Oracle’s converged database addresses this goal by supporting multiple workload types within a unified, secure, and highly available database engine. Oracle AI Database supports transactions, analytics, JSON, graph, spatial, machine learning, vector search, and other data models and workload patterns in a single database engine and operational model. It also accelerates analytics with Oracle Database In-Memory, which maintains a columnar representation alongside the row format used for OLTP. On Exadata, analytics are further accelerated by storage-layer optimizations such as Smart Scan and Hybrid Columnar Compression, reducing data movement and I/O for large scans. Oracle AI Database also supports open standards such as Apache Iceberg, integrated with the same engine used for OLTP and analytics.

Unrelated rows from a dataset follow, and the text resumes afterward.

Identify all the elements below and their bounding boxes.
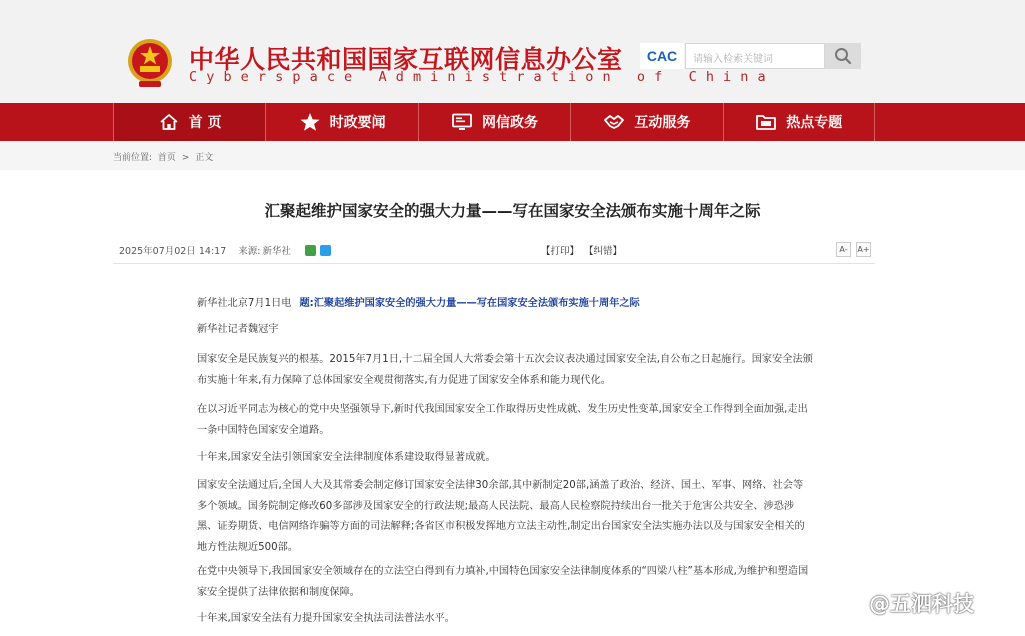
font-increase-button[interactable]: A+ [856,242,871,257]
nav-item-service[interactable] [570,103,722,141]
folder-icon [755,111,777,133]
watermark-text: @五泗科技 [869,592,974,616]
nav-item-label: 首 页 [188,115,222,131]
star-icon [299,111,321,133]
article-paragraph: 在党中央领导下,我国国家安全领域存在的立法空白得到有力填补,中国特色国家安全法律制度体系的“四梁八柱”基本形成,为维护和塑造国家安全提供了法律依据和制度保障。 [197,566,809,598]
monitor-icon [451,111,473,133]
article-paragraph: 十年来,国家安全法引领国家安全法律制度体系建设取得显著成就。 [197,452,496,463]
breadcrumb-prefix: 当前位置: [113,153,153,163]
breadcrumb-home-link[interactable]: 首页 [157,153,176,163]
watermark-logo-icon [843,592,865,614]
nav-item-home[interactable] [113,103,265,141]
article-meta [119,243,331,257]
national-emblem-icon[interactable] [125,37,175,89]
handshake-icon [603,111,625,133]
lead-title: 题:汇聚起维护国家安全的强大力量——写在国家安全法颁布实施十周年之际 [299,298,640,309]
qzone-share-icon[interactable] [320,245,331,256]
nav-item-label: 网信政务 [481,115,538,131]
search-icon [834,47,852,65]
nav-item-topics[interactable] [723,103,875,141]
article-paragraph: 在以习近平同志为核心的党中央坚强领导下,新时代我国国家安全工作取得历史性成就、发生历史性变革,国家安全工作得到全面加强,走出一条中国特色国家安全道路。 [197,404,808,436]
article-lead [197,294,813,315]
print-link[interactable]: 【打印】 [541,246,580,257]
wechat-share-icon[interactable] [305,245,316,256]
article-paragraph: 国家安全是民族复兴的根基。2015年7月1日,十二届全国人大常委会第十五次会议表决通过国家安全法,自公布之日起施行。国家安全法颁布实施十年来,有力保障了总体国家安全观贯彻落实,有力促进了国家安全体系和能力现代化。 [197,354,813,386]
nav-item-label: 互动服务 [634,115,691,131]
dateline: 新华社北京7月1日电 [197,298,292,309]
divider [113,263,875,264]
cac-logo-icon[interactable] [640,43,684,69]
home-icon [158,111,180,133]
article-source: 新华社 [262,246,291,257]
nav-item-affairs[interactable] [418,103,570,141]
site-header [0,0,1025,103]
site-name-cn[interactable]: 中华人民共和国国家互联网信息办公室 [189,45,623,74]
nav-item-label: 热点专题 [786,115,843,131]
nav-item-news[interactable] [265,103,417,141]
source-label: 来源: [238,246,261,257]
font-decrease-button[interactable]: A- [836,242,851,257]
breadcrumb-current: 正文 [195,153,214,163]
breadcrumb-separator: > [181,153,190,163]
reporter-line: 新华社记者魏冠宇 [197,324,279,335]
site-name-en: Cyberspace Administration of China [189,69,775,85]
search-button[interactable] [825,43,861,69]
article-tools [540,243,623,257]
article-date: 2025年07月02日 14:17 [119,246,227,257]
cac-logo-text: CAC [646,48,678,64]
main-nav [0,103,1025,141]
breadcrumb [113,150,216,163]
correct-link[interactable]: 【纠错】 [584,246,623,257]
watermark [843,588,974,618]
nav-item-label: 时政要闻 [329,115,386,131]
search-input[interactable]: 请输入检索关键词 [685,43,825,69]
article-paragraph: 国家安全法通过后,全国人大及其常委会制定修订国家安全法律30余部,其中新制定20部,涵盖了政治、经济、国土、军事、网络、社会等多个领域。国务院制定修改60多部涉及国家安全的行政法规;最高人民法院、最高人民检察院持续出台一批关于危害公共安全、涉恐涉黑、证券期货、电信网络诈骗等方面的司法解释;各省区市积极发挥地方立法主动性,制定出台国家安全法实施办法以及与国家安全相关的地方性法规近500部。 [197,480,805,553]
article-title: 汇聚起维护国家安全的强大力量——写在国家安全法颁布实施十周年之际 [264,202,761,220]
article-paragraph: 十年来,国家安全法有力提升国家安全执法司法普法水平。 [197,613,455,624]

Oracle’s approach provides workload convergence inside a mature database platform, while Lakebase extends the lakehouse platform toward OLTP using an additional, heterogeneous engine. Both approaches aim to reduce fragmentation, but with different outcomes. Oracle AI Database’s native converged model provides a more proven, unified and streamlined foundation, leading to much more efficient development and deployment of modern apps on this foundation.
Summary
Modern OLTP requires correctness, low and predictable tail latency, high-concurrency stability, centralized security, continuous availability, fast recovery, and minimal maintenance disruption.
Oracle AI Database delivers these capabilities in a single mature engine and operational model, combining OLTP, analytics, AI, elasticity, cloning, disaggregated infrastructure, flexible scaling, and open standards such as Apache Iceberg without sacrificing enterprise-grade availability, security, diagnostics, or recovery.

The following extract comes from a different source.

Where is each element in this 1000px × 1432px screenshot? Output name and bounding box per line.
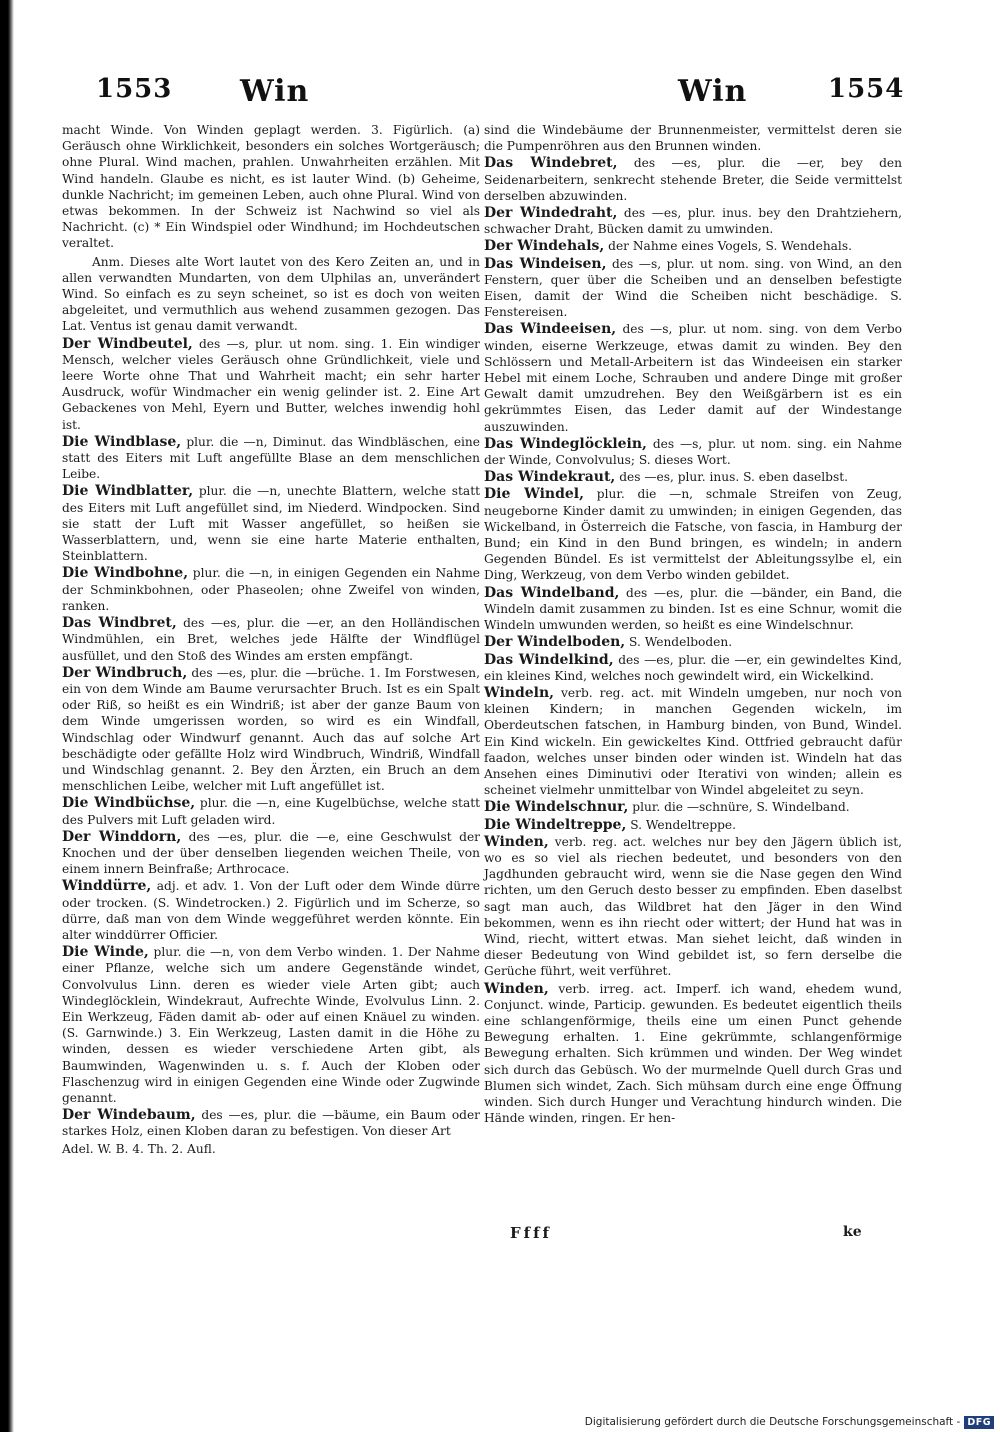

By contrast, Lakebase extends a lakehouse architecture into OLTP, but the result is not a single integrated database engine. Transactions and analytics still rely on different execution engines, SQL dialects, and data representations, while the architecture introduces additional dependencies across compute, storage, metadata, and durability services. For OLTP workloads, those differences matter because they affect availability, latency consistency, security enforcement, operations, and disaster recovery.
For OLTP workloads, organizations should not compromise core transactional requirements for platform uniformity. They should choose an architecture that preserves enterprise-grade OLTP guarantees while still enabling modern analytics and cloud agility.